Allerdings ist Quecksilber nur ein Mittel, andere beliebte Zutaten sind das bereits erwähnte Blei und natürlich auch Arsen.
Ja, aber ist es nicht trotzdem gut, wenn man darauf hinweist, dass alternative Medikamente gesundheitsschädliche Stoffe enthalten? Ich meine, wer von uns hat schon die Rasashastra gelesen?

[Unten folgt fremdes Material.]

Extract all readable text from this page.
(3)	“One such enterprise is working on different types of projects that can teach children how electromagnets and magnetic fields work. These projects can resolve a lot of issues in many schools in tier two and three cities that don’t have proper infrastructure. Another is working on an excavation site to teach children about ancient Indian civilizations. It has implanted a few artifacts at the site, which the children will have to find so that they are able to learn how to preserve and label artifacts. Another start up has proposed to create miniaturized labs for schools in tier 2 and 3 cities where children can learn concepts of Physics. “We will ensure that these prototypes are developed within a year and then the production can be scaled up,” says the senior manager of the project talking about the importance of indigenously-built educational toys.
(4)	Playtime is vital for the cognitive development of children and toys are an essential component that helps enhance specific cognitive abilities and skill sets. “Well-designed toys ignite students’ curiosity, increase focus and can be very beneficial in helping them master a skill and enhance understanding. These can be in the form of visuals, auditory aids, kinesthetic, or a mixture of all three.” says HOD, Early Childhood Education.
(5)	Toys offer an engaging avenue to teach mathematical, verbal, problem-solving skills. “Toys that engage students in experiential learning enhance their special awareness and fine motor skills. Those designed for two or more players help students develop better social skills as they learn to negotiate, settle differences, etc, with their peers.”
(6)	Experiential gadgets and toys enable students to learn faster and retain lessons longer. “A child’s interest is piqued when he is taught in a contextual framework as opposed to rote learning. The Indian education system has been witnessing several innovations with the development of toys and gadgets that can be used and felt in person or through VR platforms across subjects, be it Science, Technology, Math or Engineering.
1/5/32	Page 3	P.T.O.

Nein, es ist hochgradig albern. Wer Ayurveda-Medizin ohne Behandler bezieht, hat das Grundprinzip der alternativen Heilungsmethoden missverstanden. Eine ganzheitliche Behandlung ohne Vertrauen in den Behandler kann niemanden heilen.
Dieser westliche Versuch alle möglichen Elemente der traditionellen chinesischen Medizin und Ayurveda und was-weiß-ich-nicht-noch-aus Tibet wahllos zu kombinieren, nichts in seinem Leben zu verändern und dann zu hoffen, dass die chronische Krankheit verschwindet, unterschlägt das wichtigste Element all dieser Lehren: Das Vertrauen in die Heiler.
In traditionellen Gesellschaften würde niemand auf die Idee kommen Medikamente ohne Konsultation eines Heilers über eine anonyme Quelle (hier das Internet und Onlineapotheken) zu beziehen. Wer fragt man sich, kommt überhaupt auf solche Ideen, Medikamente ohne Arzt zu beziehen?
Und genau solche Fragen offenbaren die gesamte Misere der aktuellen Medizin: Denn obwohl die aktuelle Schulmedizin einen ganzen Haufen von sinnvollen Medikamente und Methoden auf den Markt gebracht hat, sind die ausführenden Menschen häufig so frei von Mitgefühl, dass sich niemand wundern dürfte, weshalb so viele Patienten das Vertrauen in sie verloren haben.
Aber was ist das auch für ein System, in dem ein Medizinstudium nur diejenigen abschließen können, die besonders gut und schnell auswendig lernen können? Wünscht man sich diese Fähigkeiten von einem Arzt, wenn Krankheiten peinigen?
Update 02.12.2008
Alter Wein in neuen Schläuchen – oder wie ein alter Thread eine neue Diskussion entfachen konnte.
Manche Leute glauben, dass es in Amerika lediglich fundamentalistisch eingestellte Christen gibt, die bemüht sind, jeden wissenschaftlichen Beleg über die Evolution auszulöschen.
Doch das ist nur die eine Seite der Medaille. Auf der anderen Seite gibt es dort fundamentalistisch eingestellte Menschen, die “wissenschaftsgläubig” sind und übereifrig nach “esoterischen” Beiträgen in naturwissenschaftlich-orientierten Gemeinschaften suchen und sich diebisch freuen, wenn sie die Urheber dieser Beiträge als “ungläubig” oder nicht aufgeklärt brandmarken können.